In the depths of Scarisoara cave in Romania sits one of the world's biggest underground glaciers, a monumental slab of ice the size of roughly 40 Olympic swimming pools that began to form around 13,000 years ago.
Scientists studying ancient microbes once entombed in the cave's ice say a bacterial strain they thawed and analyzed is resistant to 10 modern antibiotics used to treat diseases such as urinary tract infections and tuberculosis.
While there's no evidence the bacteria are harmful to humans, awakening microbes that have lain dormant for thousands of years may sound like the plot of a sci-fi novel or movie. The new research, however, demonstrates how resistance has, in certain cases, evolved naturally in the environment, long before modern antibiotics were ever developed or prescribed by doctors.
"Ancient bacteria can resist modern antibiotics because antibiotic resistance is an ancient evolutionary characteristic that was shaped over millions of years by competition between microbes," said Cristina Purcarea, a senior scientist at the department of microbiology at the Institute of Biology Bucharest of the Romanian Academy, and senior author of the study that published this week in the scientific journal Frontiers in Microbiology.
As they mix with one another over the course of millions of years, bacteria can share useful traits by exchanging small pieces of DNA, even between unrelated bacterial species, in an evolutionary arms race. This survival strategy has, coincidentally, resulted in some strains of bacteria being unaffected by certain antibiotics, drugs that trace their origins to natural compounds. This phenomenon is more common among microbial strains that live in extreme environments, the study noted.
"Modern antibiotics may speed up the spread of resistance, based on molecular mechanisms that existed in nature long before humans developed these drugs," Purcarea added.
The scientists said the insights they have gained from the work may help in the fight against modern superbugs that can't be treated by commonly used antibiotics
Core of ice
The newly identified strain of bacteria that Purcarea and her colleagues studied, known as Psychrobacter SC65A.3, thrives in cold environments and could not infect humans, she said.
"This strain is a psychrophile, meaning it's a lover of the cold, not a lover of human bodies. Most Psychrobacter species are typically found in ice or refrigerated settings," including foods, she said.
The sample in the study came from a 25-meter (82-foot) cylindrical core of ice the team drilled from an area of the cave known as the Great Hall. The core contained 13,000 years' worth of frozen material, but the sample analyzed in the study was from 5,000-year-old ice.

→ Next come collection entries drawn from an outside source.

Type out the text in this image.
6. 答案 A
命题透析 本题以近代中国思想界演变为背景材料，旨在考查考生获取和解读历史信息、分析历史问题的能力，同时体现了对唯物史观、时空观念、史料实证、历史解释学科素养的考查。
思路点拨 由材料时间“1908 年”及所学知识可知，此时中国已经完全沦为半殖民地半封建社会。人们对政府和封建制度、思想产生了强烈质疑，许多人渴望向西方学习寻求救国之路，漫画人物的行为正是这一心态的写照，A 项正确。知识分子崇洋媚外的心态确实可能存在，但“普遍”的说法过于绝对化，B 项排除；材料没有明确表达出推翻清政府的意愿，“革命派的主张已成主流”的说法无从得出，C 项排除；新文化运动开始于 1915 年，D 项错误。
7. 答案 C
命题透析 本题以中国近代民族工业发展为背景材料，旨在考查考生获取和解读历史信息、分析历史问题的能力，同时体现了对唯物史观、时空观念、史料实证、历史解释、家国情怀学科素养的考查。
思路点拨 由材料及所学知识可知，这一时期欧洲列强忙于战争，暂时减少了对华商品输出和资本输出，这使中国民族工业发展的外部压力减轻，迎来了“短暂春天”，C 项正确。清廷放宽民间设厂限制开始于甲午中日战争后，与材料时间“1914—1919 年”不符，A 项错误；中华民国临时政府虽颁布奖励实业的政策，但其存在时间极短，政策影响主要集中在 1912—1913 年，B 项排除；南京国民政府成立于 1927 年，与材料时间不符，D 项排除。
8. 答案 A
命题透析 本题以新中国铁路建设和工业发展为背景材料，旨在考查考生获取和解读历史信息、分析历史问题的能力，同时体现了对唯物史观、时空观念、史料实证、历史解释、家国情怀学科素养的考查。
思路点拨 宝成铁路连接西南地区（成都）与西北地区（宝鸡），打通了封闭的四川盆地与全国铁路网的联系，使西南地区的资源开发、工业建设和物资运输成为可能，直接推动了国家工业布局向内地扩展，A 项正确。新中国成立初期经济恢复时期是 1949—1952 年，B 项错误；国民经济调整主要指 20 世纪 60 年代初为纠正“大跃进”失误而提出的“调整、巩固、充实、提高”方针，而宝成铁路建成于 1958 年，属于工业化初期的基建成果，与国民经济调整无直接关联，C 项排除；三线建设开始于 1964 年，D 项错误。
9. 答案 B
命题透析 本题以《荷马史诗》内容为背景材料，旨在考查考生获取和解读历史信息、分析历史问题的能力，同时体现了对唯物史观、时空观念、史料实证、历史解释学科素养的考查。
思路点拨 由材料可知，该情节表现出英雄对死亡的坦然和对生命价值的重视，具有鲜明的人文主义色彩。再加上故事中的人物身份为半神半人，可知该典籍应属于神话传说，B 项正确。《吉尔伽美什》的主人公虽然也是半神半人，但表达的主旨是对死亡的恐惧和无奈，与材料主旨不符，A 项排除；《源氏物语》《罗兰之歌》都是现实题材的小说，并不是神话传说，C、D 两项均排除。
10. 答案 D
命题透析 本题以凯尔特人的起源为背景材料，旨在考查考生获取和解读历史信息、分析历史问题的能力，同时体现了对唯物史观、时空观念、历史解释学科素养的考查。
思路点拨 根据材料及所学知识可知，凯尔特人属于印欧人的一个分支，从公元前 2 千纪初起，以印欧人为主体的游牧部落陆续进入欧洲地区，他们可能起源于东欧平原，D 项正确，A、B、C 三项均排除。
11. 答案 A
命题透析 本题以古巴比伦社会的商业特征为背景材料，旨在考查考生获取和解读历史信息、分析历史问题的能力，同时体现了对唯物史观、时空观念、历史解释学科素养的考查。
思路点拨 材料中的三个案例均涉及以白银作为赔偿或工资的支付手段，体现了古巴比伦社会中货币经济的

In the lab, the researchers isolated various bacterial strains and sequenced their genomes to evaluate which genes allow the strain to survive in low temperatures and which are linked to antimicrobial resistance.
In the case of SC65A.3, when exposed to 28 antibiotics routinely used to treat bacterial infection, the researchers found the strain was resistant to 10, including trimethoprim, clindamycin and metronidazole, which treat bacterial infections.
As the planet warms and glaciers and ice caves melt, microbes trapped for thousands of years could be released, Purcarea said. "While most are harmless, some could carry antibiotic resistance or other unknown biomolecules that might affect current ecosystems," she added via email.
Purcarea and her colleagues are not the only researchers assessing the risks of long-frozen microbes and the ancient nature of antimicrobial resistance as the world warms. Other researchers have revived 48,000-year-old viruses frozen in permafrost to examine the low but underappreciated risk of a disease outbreak unleashed by a long-dormant pathogen.
Risk and hope
The bacterial strain identified in the latest research also offers some hope in the fight against superbugs. Analysis of the Psychrobacter SC65A.3 genome revealed 11 genes that are potentially able to kill or stop the growth of other bacteria, fungi and viruses.
Most antibiotics are developed from bacteria and fungi and have been discovered by screening microorganisms that live in soil. But in recent decades, pathogens have become resistant to many of these drugs due to overuse.
The urgency to identify new antibiotic candidates has never been greater, with the world facing nearly 5 million deaths every year linked to antimicrobial resistance, according to the World Health Organization.
Matthew Holland, a postdoctoral researcher in medicinal chemistry at the UK's University of Oxford, said that researchers were searching in new and extreme environments, such as ice caves and the seafloor, for biomolecules that could be developed into new antibiotic drugs. He was not involved in the new study.
"The team in Romania found this particular bug had resistance to 10 reasonably advanced synthetic antibiotics and that in itself is interesting," he said. "But what they report as well is that it secreted molecules that were able to kill a variety of already resistant, harmful bacteria.
"So the hope is that can we look at the molecules it makes and see if there's the possibility within those molecules to make new antibiotics."